Por segurança, a cerimônia precisou ser interrompida pela direção da escola.Testemunhas relatam que em outro ponto do bairro, dominado por uma facção contrária à que atua naquela localidade, foguetórios foram ouvidos logo depois daquele confronto. A polícia investiga se foi um sinal de comemoração pela "derrubada" de rivais.
Horas depois, a Brigada Militar prendeu um homem de 22 anos e apreendeu um adolescente de 15 anos com uma pistola 9mm e um revólver calibre 38 na Rua Manoel Marques, Bairro Mario Quintana.

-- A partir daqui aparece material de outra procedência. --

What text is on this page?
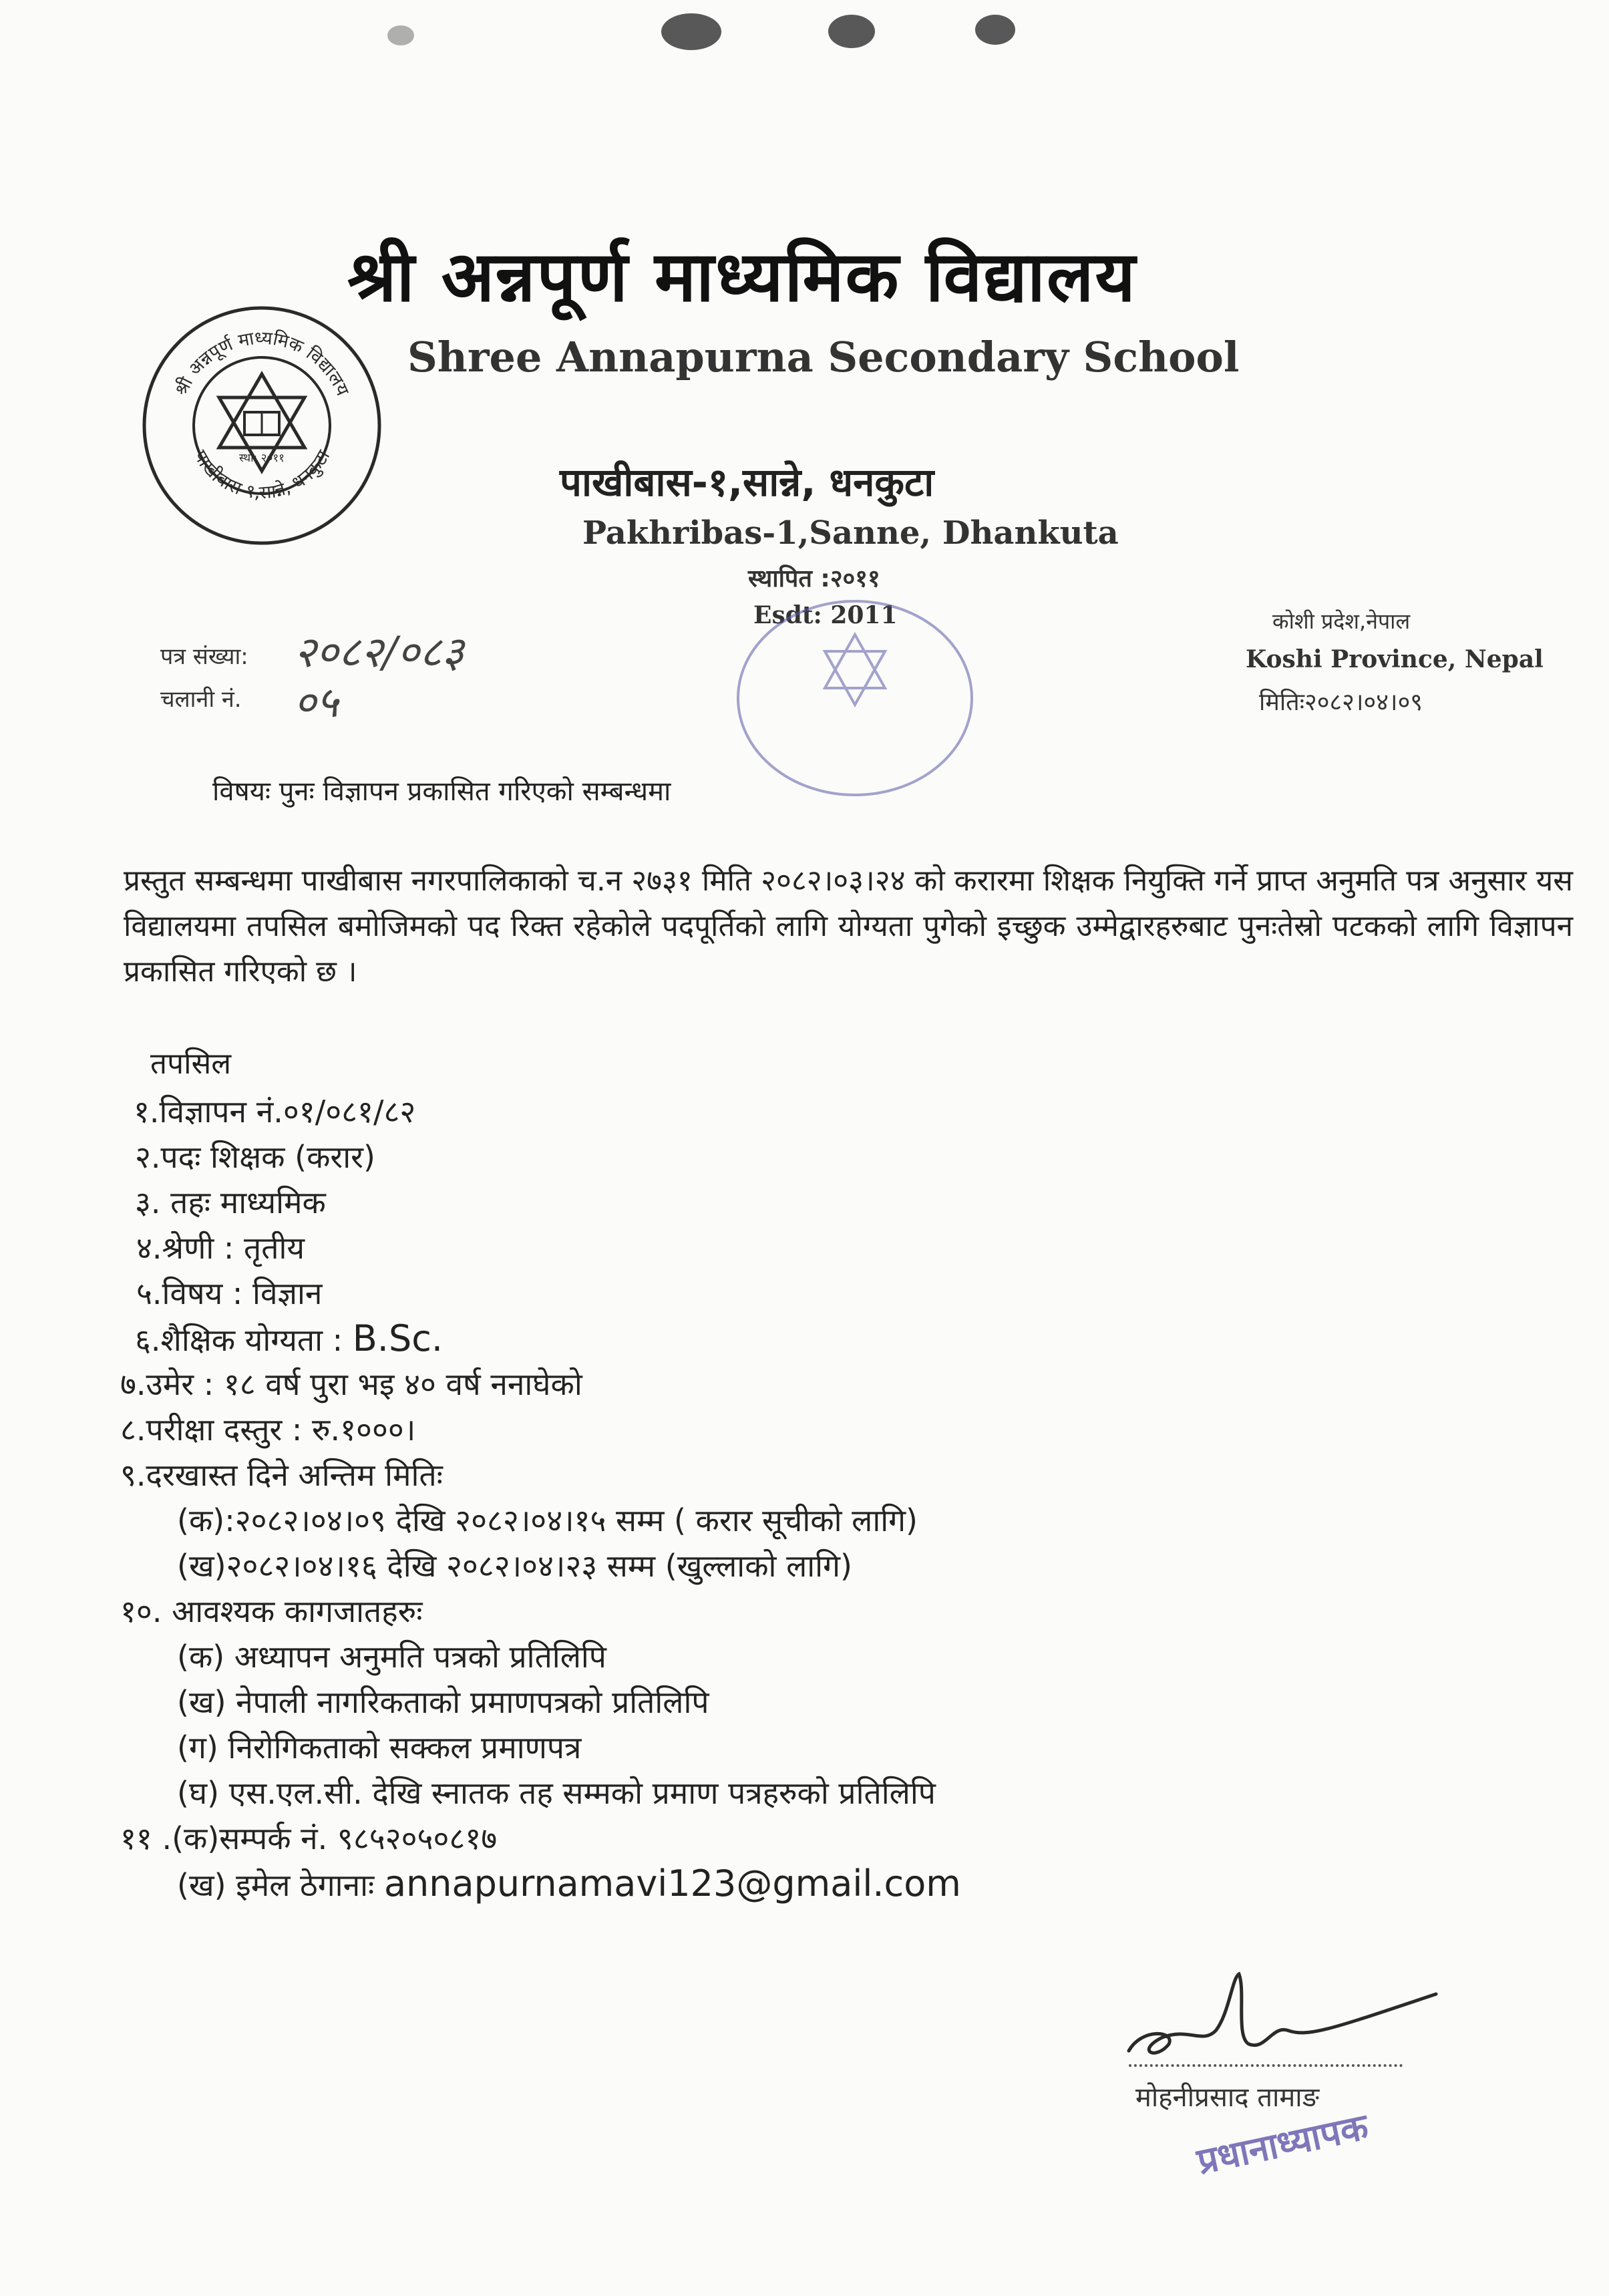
श्री अन्नपूर्ण माध्यमिक विद्यालय
पाखीबास-१,सान्ने, धनकुटा
स्था: २०११
श्री अन्नपूर्ण माध्यमिक विद्यालय
Shree Annapurna Secondary School
पाखीबास-१,सान्ने, धनकुटा
Pakhribas-1,Sanne, Dhankuta
स्थापित :२०११
Esdt: 2011	कोशी प्रदेश,नेपाल
Koshi Province, Nepal
मितिः२०८२।०४।०९
पत्र संख्या: २०८२/०८३
चलानी नं. ०५
विषयः पुनः विज्ञापन प्रकासित गरिएको सम्बन्धमा
प्रस्तुत सम्बन्धमा पाखीबास नगरपालिकाको च.न २७३१ मिति २०८२।०३।२४ को करारमा शिक्षक नियुक्ति गर्ने प्राप्त अनुमति पत्र अनुसार यस विद्यालयमा तपसिल बमोजिमको पद रिक्त रहेकोले पदपूर्तिको लागि योग्यता पुगेको इच्छुक उम्मेद्वारहरुबाट पुनःतेस्रो पटकको लागि विज्ञापन प्रकासित गरिएको छ ।
तपसिल
१.विज्ञापन नं.०१/०८१/८२
२.पदः शिक्षक (करार)
३. तहः माध्यमिक
४.श्रेणी : तृतीय
५.विषय : विज्ञान
६.शैक्षिक योग्यता : B.Sc.
७.उमेर : १८ वर्ष पुरा भइ ४० वर्ष ननाघेको
८.परीक्षा दस्तुर : रु.१०००।
९.दरखास्त दिने अन्तिम मितिः
(क):२०८२।०४।०९ देखि २०८२।०४।१५ सम्म ( करार सूचीको लागि)
(ख)२०८२।०४।१६ देखि २०८२।०४।२३ सम्म (खुल्लाको लागि)
१०. आवश्यक कागजातहरुः
(क) अध्यापन अनुमति पत्रको प्रतिलिपि
(ख) नेपाली नागरिकताको प्रमाणपत्रको प्रतिलिपि
(ग) निरोगिकताको सक्कल प्रमाणपत्र
(घ) एस.एल.सी. देखि स्नातक तह सम्मको प्रमाण पत्रहरुको प्रतिलिपि
११ .(क)सम्पर्क नं. ९८५२०५०८१७
(ख) इमेल ठेगानाः annapurnamavi123@gmail.com
मोहनीप्रसाद तामाङ
प्रधानाध्यापक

Cabeças podem ser recado em área sob disputa
O recente incêndio criminoso de pelo menos três casas em um beco da Rua Doutor Veiga Cabral, na Vila Jardim, é outro elemento investigado pela
5ª DHPP como motivador para as decapitações.
É que as cabeças das vítimas foram jogadas justamente na entrada do beco, como um recado a criminosos que estariam atuando no tráfico de drogas daquele local.
Os incêndios teriam sido obra de integrantes de uma facção criminoso na caçada a pelo menos dois integrantes do grupo rival.
Depois de queimadas as residências e alguns moradores expulsos, eles teriam permanecido controlando a área por pelo menos três dias até serem expulsos em um tiroteio. A área agora estaria em plena disputa entre grupos rivais e a ordem de um desses grupos seria matar quem tentasse entrar no beco.